Correct. A disk image is a file that pretends the be the blocks of a volume. If the package is broken up into individual files, only the files that correspond to blocks you changed on the "volume" get modified.

When backing up, does QRecall treat each of the bands as individual files even though at the higher level the OS (like Finder) treats the conglomeration as a single file?

Technically, it depends on how you backup up the disk image. If you capture the disk image file/package then QRecall sees them as regular files. If you capture the volume of the mounted disk image, QRecall capture those individual files as it would the files on any volume.

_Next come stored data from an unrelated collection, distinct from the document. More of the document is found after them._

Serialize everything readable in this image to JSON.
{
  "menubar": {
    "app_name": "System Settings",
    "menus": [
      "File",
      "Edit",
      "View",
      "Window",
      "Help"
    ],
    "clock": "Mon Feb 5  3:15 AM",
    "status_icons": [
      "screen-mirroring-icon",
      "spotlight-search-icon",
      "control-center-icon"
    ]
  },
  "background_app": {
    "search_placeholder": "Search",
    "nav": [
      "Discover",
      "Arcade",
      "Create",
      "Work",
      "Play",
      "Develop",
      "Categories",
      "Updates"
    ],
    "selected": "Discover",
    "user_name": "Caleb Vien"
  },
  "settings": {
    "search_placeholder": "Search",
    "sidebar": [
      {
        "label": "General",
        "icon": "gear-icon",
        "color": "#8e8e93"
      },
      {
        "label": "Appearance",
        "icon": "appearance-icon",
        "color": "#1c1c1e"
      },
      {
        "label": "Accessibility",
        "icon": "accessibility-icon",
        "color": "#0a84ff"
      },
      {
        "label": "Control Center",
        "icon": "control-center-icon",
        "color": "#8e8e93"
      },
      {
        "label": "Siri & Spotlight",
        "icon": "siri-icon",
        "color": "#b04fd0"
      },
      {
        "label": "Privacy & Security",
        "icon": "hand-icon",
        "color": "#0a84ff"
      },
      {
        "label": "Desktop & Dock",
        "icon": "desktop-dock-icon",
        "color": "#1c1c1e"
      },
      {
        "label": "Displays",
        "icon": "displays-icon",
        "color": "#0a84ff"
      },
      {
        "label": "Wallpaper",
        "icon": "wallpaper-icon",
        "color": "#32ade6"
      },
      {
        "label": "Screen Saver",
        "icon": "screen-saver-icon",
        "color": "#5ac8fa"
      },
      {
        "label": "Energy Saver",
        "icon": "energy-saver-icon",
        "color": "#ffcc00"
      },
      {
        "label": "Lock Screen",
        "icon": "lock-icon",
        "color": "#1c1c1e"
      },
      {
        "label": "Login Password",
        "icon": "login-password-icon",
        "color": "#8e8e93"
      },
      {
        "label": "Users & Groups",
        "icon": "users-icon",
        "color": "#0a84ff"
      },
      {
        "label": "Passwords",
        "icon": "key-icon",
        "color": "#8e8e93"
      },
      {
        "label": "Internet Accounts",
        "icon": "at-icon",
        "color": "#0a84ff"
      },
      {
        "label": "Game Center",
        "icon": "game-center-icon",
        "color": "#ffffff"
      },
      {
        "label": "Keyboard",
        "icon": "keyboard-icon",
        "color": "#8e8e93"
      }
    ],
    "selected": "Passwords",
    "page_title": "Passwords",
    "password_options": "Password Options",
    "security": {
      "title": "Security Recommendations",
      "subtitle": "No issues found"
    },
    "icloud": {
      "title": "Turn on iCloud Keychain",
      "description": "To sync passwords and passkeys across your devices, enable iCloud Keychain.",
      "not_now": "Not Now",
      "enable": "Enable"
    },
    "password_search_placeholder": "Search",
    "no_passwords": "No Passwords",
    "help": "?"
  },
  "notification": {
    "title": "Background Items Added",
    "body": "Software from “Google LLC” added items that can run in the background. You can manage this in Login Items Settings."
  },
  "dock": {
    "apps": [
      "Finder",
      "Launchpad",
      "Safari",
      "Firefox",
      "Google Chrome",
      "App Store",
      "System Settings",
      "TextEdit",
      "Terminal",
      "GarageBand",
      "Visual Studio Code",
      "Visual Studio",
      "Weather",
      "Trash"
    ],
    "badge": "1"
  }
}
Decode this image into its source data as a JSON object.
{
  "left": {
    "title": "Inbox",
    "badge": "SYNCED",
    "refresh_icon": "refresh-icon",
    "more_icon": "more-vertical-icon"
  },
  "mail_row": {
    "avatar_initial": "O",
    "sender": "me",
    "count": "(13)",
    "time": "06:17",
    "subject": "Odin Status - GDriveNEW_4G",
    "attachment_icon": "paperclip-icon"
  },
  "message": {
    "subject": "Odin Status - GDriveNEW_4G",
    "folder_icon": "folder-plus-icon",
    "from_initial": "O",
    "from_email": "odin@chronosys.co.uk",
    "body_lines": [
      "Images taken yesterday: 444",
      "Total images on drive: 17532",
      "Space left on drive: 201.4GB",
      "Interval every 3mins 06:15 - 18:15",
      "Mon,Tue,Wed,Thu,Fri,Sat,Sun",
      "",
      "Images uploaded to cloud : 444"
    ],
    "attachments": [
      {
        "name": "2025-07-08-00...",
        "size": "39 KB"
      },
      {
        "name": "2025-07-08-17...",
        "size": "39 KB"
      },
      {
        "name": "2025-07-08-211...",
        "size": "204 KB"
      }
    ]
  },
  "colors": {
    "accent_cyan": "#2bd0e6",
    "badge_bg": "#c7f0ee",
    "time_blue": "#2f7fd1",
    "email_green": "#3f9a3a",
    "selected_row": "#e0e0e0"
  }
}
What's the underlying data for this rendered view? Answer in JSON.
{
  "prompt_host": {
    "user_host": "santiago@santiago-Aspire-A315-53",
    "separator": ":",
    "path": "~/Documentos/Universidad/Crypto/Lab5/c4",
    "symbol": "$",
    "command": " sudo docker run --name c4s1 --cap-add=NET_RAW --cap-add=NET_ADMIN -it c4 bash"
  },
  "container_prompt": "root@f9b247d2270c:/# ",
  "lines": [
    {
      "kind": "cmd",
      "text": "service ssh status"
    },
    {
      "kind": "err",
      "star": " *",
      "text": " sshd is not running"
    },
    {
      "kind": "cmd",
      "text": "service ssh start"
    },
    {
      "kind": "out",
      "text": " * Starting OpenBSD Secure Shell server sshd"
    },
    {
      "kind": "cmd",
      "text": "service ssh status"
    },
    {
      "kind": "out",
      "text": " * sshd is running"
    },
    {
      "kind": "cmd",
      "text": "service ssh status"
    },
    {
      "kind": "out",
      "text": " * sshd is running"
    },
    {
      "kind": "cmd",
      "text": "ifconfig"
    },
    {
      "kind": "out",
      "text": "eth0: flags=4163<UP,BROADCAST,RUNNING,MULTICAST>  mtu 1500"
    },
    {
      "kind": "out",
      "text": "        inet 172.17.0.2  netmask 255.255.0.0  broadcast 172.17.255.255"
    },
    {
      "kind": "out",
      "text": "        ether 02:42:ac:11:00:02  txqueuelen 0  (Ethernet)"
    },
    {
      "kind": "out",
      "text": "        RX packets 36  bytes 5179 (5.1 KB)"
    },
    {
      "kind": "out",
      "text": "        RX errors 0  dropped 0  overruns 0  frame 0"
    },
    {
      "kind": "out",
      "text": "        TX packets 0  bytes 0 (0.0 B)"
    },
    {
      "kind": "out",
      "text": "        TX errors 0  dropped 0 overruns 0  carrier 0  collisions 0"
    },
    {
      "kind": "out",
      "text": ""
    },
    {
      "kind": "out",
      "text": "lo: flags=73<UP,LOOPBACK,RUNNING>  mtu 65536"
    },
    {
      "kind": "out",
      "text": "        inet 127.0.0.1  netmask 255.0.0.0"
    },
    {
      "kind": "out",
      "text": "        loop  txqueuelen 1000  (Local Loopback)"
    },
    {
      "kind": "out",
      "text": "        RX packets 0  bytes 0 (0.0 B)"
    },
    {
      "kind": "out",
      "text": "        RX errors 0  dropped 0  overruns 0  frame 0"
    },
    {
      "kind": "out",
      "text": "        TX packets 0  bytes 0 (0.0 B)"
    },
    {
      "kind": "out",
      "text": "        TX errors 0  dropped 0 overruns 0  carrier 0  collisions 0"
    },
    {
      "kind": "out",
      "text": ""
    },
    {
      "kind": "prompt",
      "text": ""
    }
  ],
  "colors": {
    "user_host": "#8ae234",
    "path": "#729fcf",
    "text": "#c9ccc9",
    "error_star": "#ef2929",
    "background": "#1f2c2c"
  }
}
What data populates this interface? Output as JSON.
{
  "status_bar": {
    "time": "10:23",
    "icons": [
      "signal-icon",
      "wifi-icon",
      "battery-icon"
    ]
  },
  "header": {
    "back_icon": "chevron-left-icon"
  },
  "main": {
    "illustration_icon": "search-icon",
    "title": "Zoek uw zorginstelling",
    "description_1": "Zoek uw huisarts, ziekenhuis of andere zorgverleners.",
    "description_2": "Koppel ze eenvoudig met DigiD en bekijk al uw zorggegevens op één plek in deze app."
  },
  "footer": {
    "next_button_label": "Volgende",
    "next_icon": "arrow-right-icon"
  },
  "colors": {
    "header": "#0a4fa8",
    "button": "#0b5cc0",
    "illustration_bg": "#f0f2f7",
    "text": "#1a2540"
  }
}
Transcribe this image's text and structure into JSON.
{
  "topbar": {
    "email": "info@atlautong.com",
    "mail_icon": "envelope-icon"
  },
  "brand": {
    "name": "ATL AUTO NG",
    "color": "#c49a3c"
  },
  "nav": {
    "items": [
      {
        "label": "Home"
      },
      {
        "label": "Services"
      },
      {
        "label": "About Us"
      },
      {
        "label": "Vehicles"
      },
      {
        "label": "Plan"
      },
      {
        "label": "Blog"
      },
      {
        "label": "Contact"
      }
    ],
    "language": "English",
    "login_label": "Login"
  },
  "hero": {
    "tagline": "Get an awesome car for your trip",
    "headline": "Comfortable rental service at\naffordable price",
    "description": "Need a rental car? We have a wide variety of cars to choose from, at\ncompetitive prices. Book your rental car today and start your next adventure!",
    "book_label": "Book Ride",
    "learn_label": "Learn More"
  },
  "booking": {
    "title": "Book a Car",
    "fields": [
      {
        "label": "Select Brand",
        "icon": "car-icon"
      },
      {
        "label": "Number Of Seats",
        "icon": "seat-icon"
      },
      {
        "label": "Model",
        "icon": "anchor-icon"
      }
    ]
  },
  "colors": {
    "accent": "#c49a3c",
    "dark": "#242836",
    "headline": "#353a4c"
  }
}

But it doesn't matter (at least to the size of the archive).

QRecall performs block-level de-duplication of the data, so it actually doesn't matter if the disk image is a single massive file, a collection of "bands," or the individual files stored on that disk image. Every file will be broken down into its individual data blocks and analyzed one at a time.

If I write to the mounted disk image resulting in say 100 out of 560 of the band files being changed, will QRecall only recapture the changed band files as opposed to the entire bundle?

Also correct. The advantage of using a disk image with individual bands is that QRecall can skip the analysis of the bands it knows have not changed. But in the end, it doesn't matter how many "bands" you have or which ones were modified, only the modified data blocks get captured.